Some islands like Tenerife or Lanzarote are harder hit by the virus than others like Gran Canaria or Fuerteventura. This is the reason why the local authorities have decided to keep certain places closed. On Tenerife, La Graciosa and Lanzarote, bars and restaurants are limited to 4 people per table and close at 11 p.m. Sports facilities are open to groups of up to 4 people, markets are closed, and popular events and nighttime entertainment are cancelled. On the other islands of the archipelago, open-air markets remain open, public transport operates normally, and sports facilities are open to groups of up to 6 people.
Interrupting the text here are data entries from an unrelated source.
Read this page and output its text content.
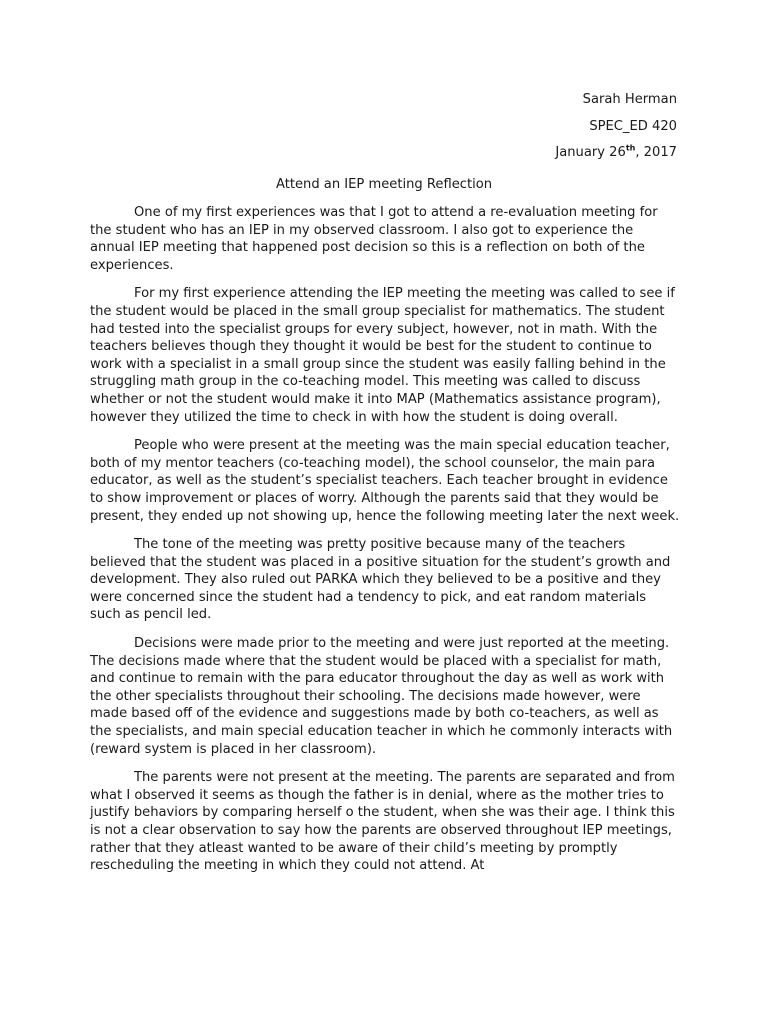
Sarah Herman
SPEC_ED 420
January 26th, 2017
Attend an IEP meeting Reflection

One of my first experiences was that I got to attend a re-evaluation meeting for the student who has an IEP in my observed classroom. I also got to experience the annual IEP meeting that happened post decision so this is a reflection on both of the experiences.

For my first experience attending the IEP meeting the meeting was called to see if the student would be placed in the small group specialist for mathematics. The student had tested into the specialist groups for every subject, however, not in math. With the teachers believes though they thought it would be best for the student to continue to work with a specialist in a small group since the student was easily falling behind in the struggling math group in the co-teaching model. This meeting was called to discuss whether or not the student would make it into MAP (Mathematics assistance program), however they utilized the time to check in with how the student is doing overall.

People who were present at the meeting was the main special education teacher, both of my mentor teachers (co-teaching model), the school counselor, the main para educator, as well as the student’s specialist teachers. Each teacher brought in evidence to show improvement or places of worry. Although the parents said that they would be present, they ended up not showing up, hence the following meeting later the next week.

The tone of the meeting was pretty positive because many of the teachers believed that the student was placed in a positive situation for the student’s growth and development. They also ruled out PARKA which they believed to be a positive and they were concerned since the student had a tendency to pick, and eat random materials such as pencil led.

Decisions were made prior to the meeting and were just reported at the meeting. The decisions made where that the student would be placed with a specialist for math, and continue to remain with the para educator throughout the day as well as work with the other specialists throughout their schooling. The decisions made however, were made based off of the evidence and suggestions made by both co-teachers, as well as the specialists, and main special education teacher in which he commonly interacts with (reward system is placed in her classroom).

The parents were not present at the meeting. The parents are separated and from what I observed it seems as though the father is in denial, where as the mother tries to justify behaviors by comparing herself o the student, when she was their age. I think this is not a clear observation to say how the parents are observed throughout IEP meetings, rather that they atleast wanted to be aware of their child’s meeting by promptly rescheduling the meeting in which they could not attend. At
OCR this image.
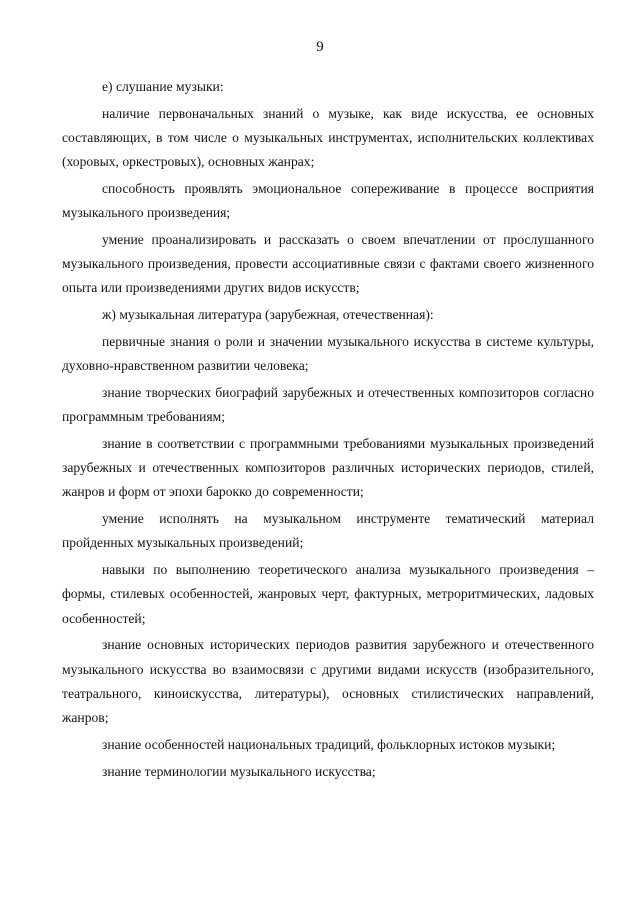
9

е) слушание музыки:

наличие первоначальных знаний о музыке, как виде искусства, ее основных составляющих, в том числе о музыкальных инструментах, исполнительских коллективах (хоровых, оркестровых), основных жанрах;

способность проявлять эмоциональное сопереживание в процессе восприятия музыкального произведения;

умение проанализировать и рассказать о своем впечатлении от прослушанного музыкального произведения, провести ассоциативные связи с фактами своего жизненного опыта или произведениями других видов искусств;

ж) музыкальная литература (зарубежная, отечественная):

первичные знания о роли и значении музыкального искусства в системе культуры, духовно-нравственном развитии человека;

знание творческих биографий зарубежных и отечественных композиторов согласно программным требованиям;

знание в соответствии с программными требованиями музыкальных произведений зарубежных и отечественных композиторов различных исторических периодов, стилей, жанров и форм от эпохи барокко до современности;

умение исполнять на музыкальном инструменте тематический материал пройденных музыкальных произведений;

навыки по выполнению теоретического анализа музыкального произведения – формы, стилевых особенностей, жанровых черт, фактурных, метроритмических, ладовых особенностей;

знание основных исторических периодов развития зарубежного и отечественного музыкального искусства во взаимосвязи с другими видами искусств (изобразительного, театрального, киноискусства, литературы), основных стилистических направлений, жанров;

знание особенностей национальных традиций, фольклорных истоков музыки;

знание терминологии музыкального искусства;
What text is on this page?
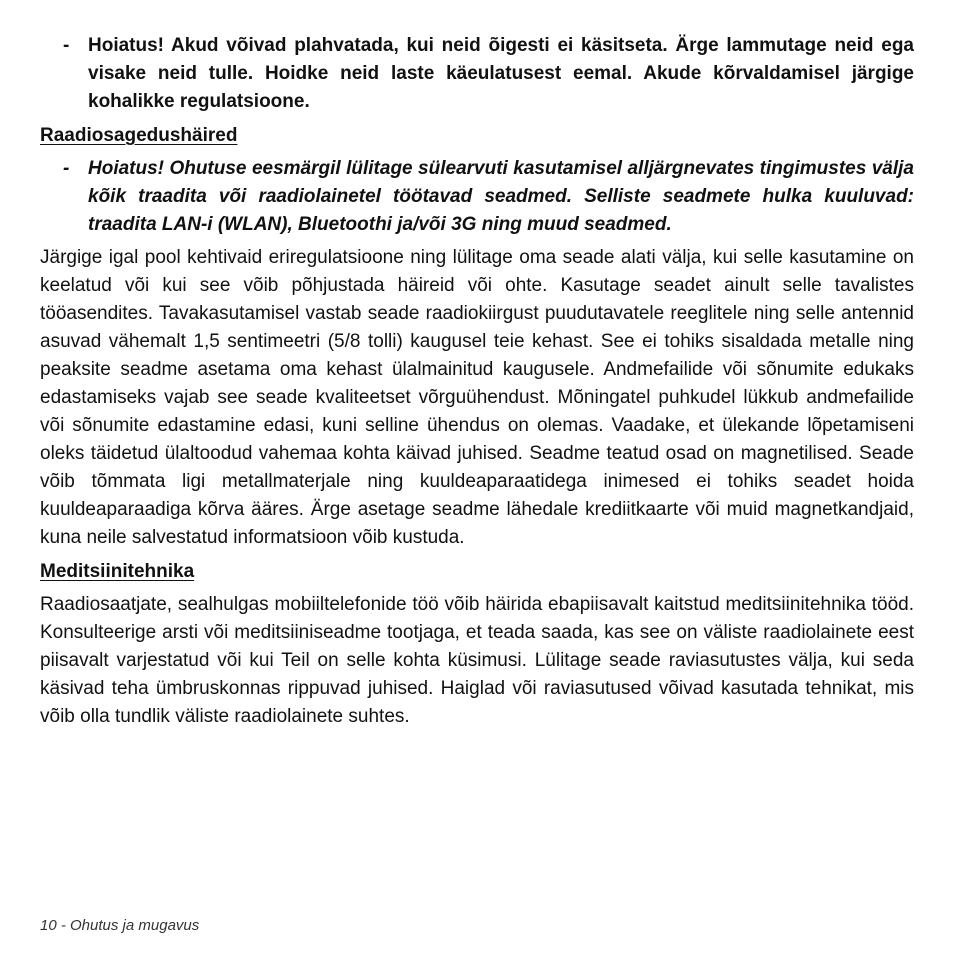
- Hoiatus! Akud võivad plahvatada, kui neid õigesti ei käsitseta. Ärge lammutage neid ega visake neid tulle. Hoidke neid laste käeulatusest eemal. Akude kõrvaldamisel järgige kohalikke regulatsioone.
Raadiosagedushäired
- Hoiatus! Ohutuse eesmärgil lülitage sülearvuti kasutamisel alljärgnevates tingimustes välja kõik traadita või raadiolainetel töötavad seadmed. Selliste seadmete hulka kuuluvad: traadita LAN-i (WLAN), Bluetoothi ja/või 3G ning muud seadmed.
Järgige igal pool kehtivaid eriregulatsioone ning lülitage oma seade alati välja, kui selle kasutamine on keelatud või kui see võib põhjustada häireid või ohte. Kasutage seadet ainult selle tavalistes tööasendites. Tavakasutamisel vastab seade raadiokiirgust puudutavatele reeglitele ning selle antennid asuvad vähemalt 1,5 sentimeetri (5/8 tolli) kaugusel teie kehast. See ei tohiks sisaldada metalle ning peaksite seadme asetama oma kehast ülalmainitud kaugusele. Andmefailide või sõnumite edukaks edastamiseks vajab see seade kvaliteetset võrguühendust. Mõningatel puhkudel lükkub andmefailide või sõnumite edastamine edasi, kuni selline ühendus on olemas. Vaadake, et ülekande lõpetamiseni oleks täidetud ülaltoodud vahemaa kohta käivad juhised. Seadme teatud osad on magnetilised. Seade võib tõmmata ligi metallmaterjale ning kuuldeaparaatidega inimesed ei tohiks seadet hoida kuuldeaparaadiga kõrva ääres. Ärge asetage seadme lähedale krediitkaarte või muid magnetkandjaid, kuna neile salvestatud informatsioon võib kustuda.
Meditsiinitehnika
Raadiosaatjate, sealhulgas mobiiltelefonide töö võib häirida ebapiisavalt kaitstud meditsiinitehnika tööd. Konsulteerige arsti või meditsiiniseadme tootjaga, et teada saada, kas see on väliste raadiolainete eest piisavalt varjestatud või kui Teil on selle kohta küsimusi. Lülitage seade raviasutustes välja, kui seda käsivad teha ümbruskonnas rippuvad juhised. Haiglad või raviasutused võivad kasutada tehnikat, mis võib olla tundlik väliste raadiolainete suhtes.
10 - Ohutus ja mugavus
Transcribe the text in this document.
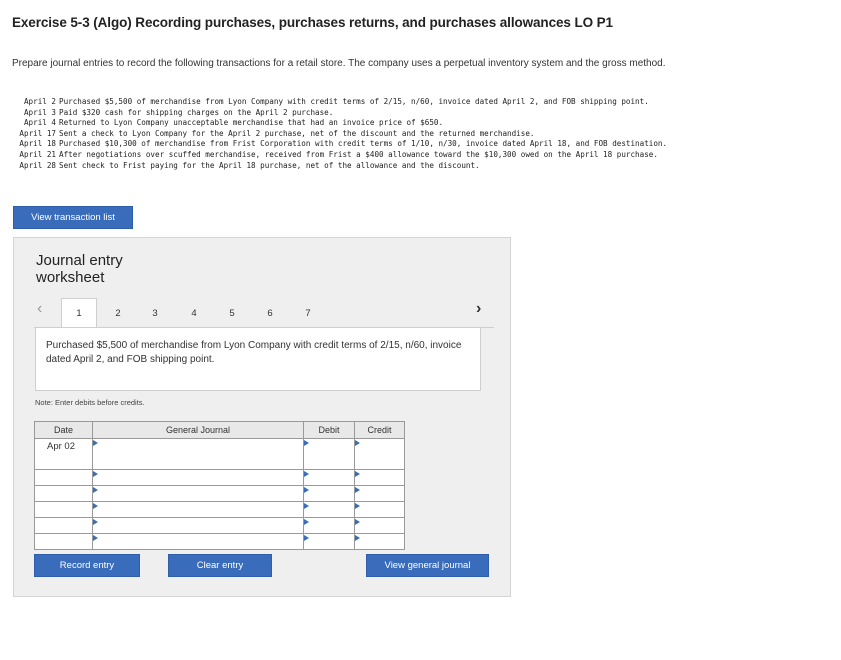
Exercise 5-3 (Algo) Recording purchases, purchases returns, and purchases allowances LO P1
Prepare journal entries to record the following transactions for a retail store. The company uses a perpetual inventory system and the gross method.
April 2 Purchased $5,500 of merchandise from Lyon Company with credit terms of 2/15, n/60, invoice dated April 2, and FOB shipping point.
April 3 Paid $320 cash for shipping charges on the April 2 purchase.
April 4 Returned to Lyon Company unacceptable merchandise that had an invoice price of $650.
April 17 Sent a check to Lyon Company for the April 2 purchase, net of the discount and the returned merchandise.
April 18 Purchased $10,300 of merchandise from Frist Corporation with credit terms of 1/10, n/30, invoice dated April 18, and FOB destination.
April 21 After negotiations over scuffed merchandise, received from Frist a $400 allowance toward the $10,300 owed on the April 18 purchase.
April 28 Sent check to Frist paying for the April 18 purchase, net of the allowance and the discount.
View transaction list
Journal entry worksheet
‹	1	2	3	4	5	6	7	›
Purchased $5,500 of merchandise from Lyon Company with credit terms of 2/15, n/60, invoice dated April 2, and FOB shipping point.
Note: Enter debits before credits.
Date	General Journal	Debit	Credit
Apr 02	

Record entry	Clear entry	View general journal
At the height of the pandemic, some beaches were completely closed to the public in order to curb the spread of the virus. The latter are gradually opening again, to the delight of holidaymakers. On all the Canary Islands, the beaches remain open to the public, but security measures remain strict. Wearing a mask is compulsory to access the beach and move from one place to another, and each group is advised to leave a distance of four meters between them. In addition, some municipalities also plan to prohibit access to a beach when the latter is already very busy. On the beach, it is possible to remove your mask only when you are sitting or swimming.

All Spanish airports are open again, and the Canary Islands are no exception. For this winter, the airlines usually serving the Canary Islands should continue their services. In particular, it will be possible to take an Iberia, Ryanair, Easyjet, Vueling Airlines or Volotea plane. Air France has also reinforced its flight program to the Canary Islands. For inter-island journeys, the Canaryfly and Binter companies provide the usual air connections. However, care must be taken to comply with the health instructions throughout the plane journey, namely the wearing of a mask without interruption as well as the necessary social distancing.